Un lungo viaggio nella notte: sogno e ricordo nel film di Bi Gan
Dopo 7 anni il regista cinese torna in sala con un nuovo film, “Resurrection” in concorso quest’anno al Festival di Cannes. Per l’occasione, riprendiamo in mano il suo ultimo lavoro, “Un lungo viaggio nella notte” e cerchiamo di individuare alcune caratteristiche del suo modo di fare cinema.
“Un lungo viaggio nella notte” è il titolo con cui il film è noto in Italia. Il titolo internazionale è identico a quello di un’opera teatrale dello statunitense Eugene O’Neill, Long day’s journey into night, e ripreso anche nella versione italiana. Il titolo originale è invece traducibile letteralmente in italiano come “Le ultime notti sulla terra”, come il titolo inglese di una raccolta di Roberto Bolaño, nota in Italia come Chiamate Telefoniche. Entrambi titoli che colgono la particolare atmosfera del film, che unisce il senso di discesa che accompagna lo svolgersi degli eventi e l’aria desolata che domina le ambientazioni del film.
Una trama costruita sui ricordi
“Un lungo viaggio nella notte” si apre con il protagonista, Luo, che racconta ad una prostituta di come sia perseguitato dall’immagine di una donna del suo passato, Wen, di cui non ha più notizie e di cui decide di mettersi alla ricerca. Da questo momento, la storia del rapporto tra i due è ricostruita sullo schermo tramite una sequenza disordinata di scene che lo spettatore dovrà ricomporre durante la visione. Ne uscirà una storia cupa legata al mondo del crimine, ma anche un composto di immagini che camminano sul bordo che separa sogno, memoria e realtà. I tre piani si intrecciano sulla scena continuamente, dando al film un’atmosfera ibrida che si fa via via più forte nel corso del film. Una costruzione che raggiungerà il suo apice nell’ultima ora, girata in un solo piano sequenza ma sempre nella cornice onirica a cui siamo ormai abituati.

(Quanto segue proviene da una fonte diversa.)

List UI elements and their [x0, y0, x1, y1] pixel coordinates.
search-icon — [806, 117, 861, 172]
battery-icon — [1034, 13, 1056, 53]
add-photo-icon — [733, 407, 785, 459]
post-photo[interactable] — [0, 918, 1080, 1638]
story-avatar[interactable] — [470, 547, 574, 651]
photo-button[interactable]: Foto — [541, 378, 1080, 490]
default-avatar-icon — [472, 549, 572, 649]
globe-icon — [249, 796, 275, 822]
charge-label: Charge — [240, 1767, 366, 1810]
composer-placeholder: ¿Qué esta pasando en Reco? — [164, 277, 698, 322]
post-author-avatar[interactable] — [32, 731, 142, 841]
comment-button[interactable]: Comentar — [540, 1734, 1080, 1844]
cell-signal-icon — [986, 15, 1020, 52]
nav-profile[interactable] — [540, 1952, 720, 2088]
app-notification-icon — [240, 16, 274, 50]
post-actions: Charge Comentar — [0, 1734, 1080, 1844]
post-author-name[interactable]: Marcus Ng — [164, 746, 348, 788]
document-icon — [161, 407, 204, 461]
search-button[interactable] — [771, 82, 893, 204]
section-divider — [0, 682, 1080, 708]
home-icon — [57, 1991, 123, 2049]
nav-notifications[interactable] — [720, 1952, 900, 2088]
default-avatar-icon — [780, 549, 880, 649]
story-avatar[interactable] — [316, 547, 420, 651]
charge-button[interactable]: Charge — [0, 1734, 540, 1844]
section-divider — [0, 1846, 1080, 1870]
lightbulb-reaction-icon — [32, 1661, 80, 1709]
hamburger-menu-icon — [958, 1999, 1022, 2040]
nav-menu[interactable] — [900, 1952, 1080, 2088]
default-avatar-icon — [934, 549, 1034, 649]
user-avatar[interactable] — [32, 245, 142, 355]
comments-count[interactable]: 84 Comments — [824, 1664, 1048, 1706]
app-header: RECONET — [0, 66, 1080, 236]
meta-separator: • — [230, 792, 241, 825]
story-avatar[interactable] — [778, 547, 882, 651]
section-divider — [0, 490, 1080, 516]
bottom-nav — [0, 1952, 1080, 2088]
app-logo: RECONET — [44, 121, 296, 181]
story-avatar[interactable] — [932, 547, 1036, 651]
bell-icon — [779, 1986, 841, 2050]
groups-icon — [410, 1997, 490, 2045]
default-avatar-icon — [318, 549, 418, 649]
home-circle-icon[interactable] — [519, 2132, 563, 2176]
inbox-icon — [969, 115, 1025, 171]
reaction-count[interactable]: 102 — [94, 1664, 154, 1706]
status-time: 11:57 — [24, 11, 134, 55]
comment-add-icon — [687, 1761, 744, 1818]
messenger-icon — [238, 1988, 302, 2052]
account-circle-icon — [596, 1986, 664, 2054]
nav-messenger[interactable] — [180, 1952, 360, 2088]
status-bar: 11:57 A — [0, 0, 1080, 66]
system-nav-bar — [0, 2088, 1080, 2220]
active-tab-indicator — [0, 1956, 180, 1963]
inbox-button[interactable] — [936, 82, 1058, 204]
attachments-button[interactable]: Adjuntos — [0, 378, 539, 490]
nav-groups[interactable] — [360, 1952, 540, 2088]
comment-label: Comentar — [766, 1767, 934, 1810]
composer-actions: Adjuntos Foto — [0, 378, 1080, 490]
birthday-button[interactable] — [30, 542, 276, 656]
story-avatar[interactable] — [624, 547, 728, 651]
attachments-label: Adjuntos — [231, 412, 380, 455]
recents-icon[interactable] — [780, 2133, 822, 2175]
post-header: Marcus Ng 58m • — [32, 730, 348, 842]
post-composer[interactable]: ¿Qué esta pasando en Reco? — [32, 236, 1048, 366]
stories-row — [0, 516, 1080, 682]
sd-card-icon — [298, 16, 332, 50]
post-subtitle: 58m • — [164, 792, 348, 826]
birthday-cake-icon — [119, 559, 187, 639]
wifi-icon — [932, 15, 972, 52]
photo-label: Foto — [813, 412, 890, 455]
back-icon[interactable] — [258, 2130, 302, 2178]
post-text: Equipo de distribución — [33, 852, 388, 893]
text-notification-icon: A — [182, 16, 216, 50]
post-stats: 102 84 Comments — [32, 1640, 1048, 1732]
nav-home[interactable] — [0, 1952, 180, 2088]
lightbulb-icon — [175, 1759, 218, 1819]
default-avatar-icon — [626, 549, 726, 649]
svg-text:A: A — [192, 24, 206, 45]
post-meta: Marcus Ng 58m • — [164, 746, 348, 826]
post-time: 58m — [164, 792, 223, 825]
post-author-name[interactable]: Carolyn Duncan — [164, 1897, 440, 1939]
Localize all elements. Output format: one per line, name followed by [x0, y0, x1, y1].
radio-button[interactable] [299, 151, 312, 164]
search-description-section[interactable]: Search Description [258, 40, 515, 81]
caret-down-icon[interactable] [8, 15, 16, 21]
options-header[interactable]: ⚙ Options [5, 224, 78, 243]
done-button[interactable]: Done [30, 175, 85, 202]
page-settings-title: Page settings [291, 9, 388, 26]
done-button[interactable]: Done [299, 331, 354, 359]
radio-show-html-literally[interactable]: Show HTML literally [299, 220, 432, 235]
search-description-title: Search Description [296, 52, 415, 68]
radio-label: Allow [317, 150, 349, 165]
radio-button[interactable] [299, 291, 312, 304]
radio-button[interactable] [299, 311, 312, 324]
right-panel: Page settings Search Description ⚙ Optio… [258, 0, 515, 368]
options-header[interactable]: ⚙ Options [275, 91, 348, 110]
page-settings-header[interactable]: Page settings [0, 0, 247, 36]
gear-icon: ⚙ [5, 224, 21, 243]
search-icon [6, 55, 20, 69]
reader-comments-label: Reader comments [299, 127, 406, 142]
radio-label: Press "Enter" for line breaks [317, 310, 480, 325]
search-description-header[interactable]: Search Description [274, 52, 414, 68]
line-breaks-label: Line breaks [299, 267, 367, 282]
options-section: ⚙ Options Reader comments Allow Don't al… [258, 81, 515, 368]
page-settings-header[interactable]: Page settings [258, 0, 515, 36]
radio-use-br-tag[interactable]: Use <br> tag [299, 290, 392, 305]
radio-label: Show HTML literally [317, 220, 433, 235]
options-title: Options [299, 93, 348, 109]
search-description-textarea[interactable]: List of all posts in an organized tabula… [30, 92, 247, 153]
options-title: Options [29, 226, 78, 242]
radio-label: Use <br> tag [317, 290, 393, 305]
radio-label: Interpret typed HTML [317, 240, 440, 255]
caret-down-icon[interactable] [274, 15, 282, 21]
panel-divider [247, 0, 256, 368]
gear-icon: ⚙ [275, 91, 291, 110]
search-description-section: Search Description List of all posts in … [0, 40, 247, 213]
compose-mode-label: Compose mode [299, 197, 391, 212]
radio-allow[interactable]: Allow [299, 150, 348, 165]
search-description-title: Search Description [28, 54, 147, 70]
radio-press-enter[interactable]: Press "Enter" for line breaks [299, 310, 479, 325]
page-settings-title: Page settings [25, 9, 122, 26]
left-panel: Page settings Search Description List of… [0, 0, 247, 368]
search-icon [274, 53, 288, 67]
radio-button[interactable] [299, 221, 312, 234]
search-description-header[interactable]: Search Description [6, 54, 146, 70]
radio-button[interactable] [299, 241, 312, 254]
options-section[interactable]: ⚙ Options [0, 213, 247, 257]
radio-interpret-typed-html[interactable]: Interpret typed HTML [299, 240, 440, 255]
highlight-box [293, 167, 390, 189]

Un film sui ricordi, dunque, come affermato dal regista stesso. Ricordi – della storia con Wen ma anche dei suoi tentativi di ritrovarla – che si inseriscono nella cornice sospesa dei sogni e che, proprio come i sogni e come Wen per il protagonista, sembrano inafferrabili. E rimangono inafferrabili finché non diventano concreti. Perché il piano sequenza è una ripresa in tempo reale, ma la messa in scena rimane quella sognante della prima parte. Il ricordo diventa il tessuto della realtà. Quello che succede durante l’ultima ora della pellicola è già ricordo nel momento stesso in cui lo vediamo accadere. Sensazione rafforzata, per chi lo ha visto in sala, dal fatto che gli ultimi 59 minuti sono in 3D.
Tutto è un ricordo nel film di Bi Gan, che si tratti del passato o del presente o anche del futuro. In una scena i due protagonisti si raccontano di come il mondo debba finire nel 2000. E forse, nel 2000, è finito veramente: nelle scene in cui Luo va alla ricerca di Wen l’anno 2000 è passato da un pezzo e il mondo appare spoglio, i muri rovinati, i cinema vuoti e i locali sono chiusi. E anche il presente sembra finito: in piedi rimane solo la memoria.
Chi sceglierà di vedere questo film viaggerà nella notte del mondo dei ricordi insieme a Luo, dove realtà e sogno diventano memoria. E, forse, si renderà conto che anche quello che sta vivendo ora sarà un giorno parte di questo viaggio.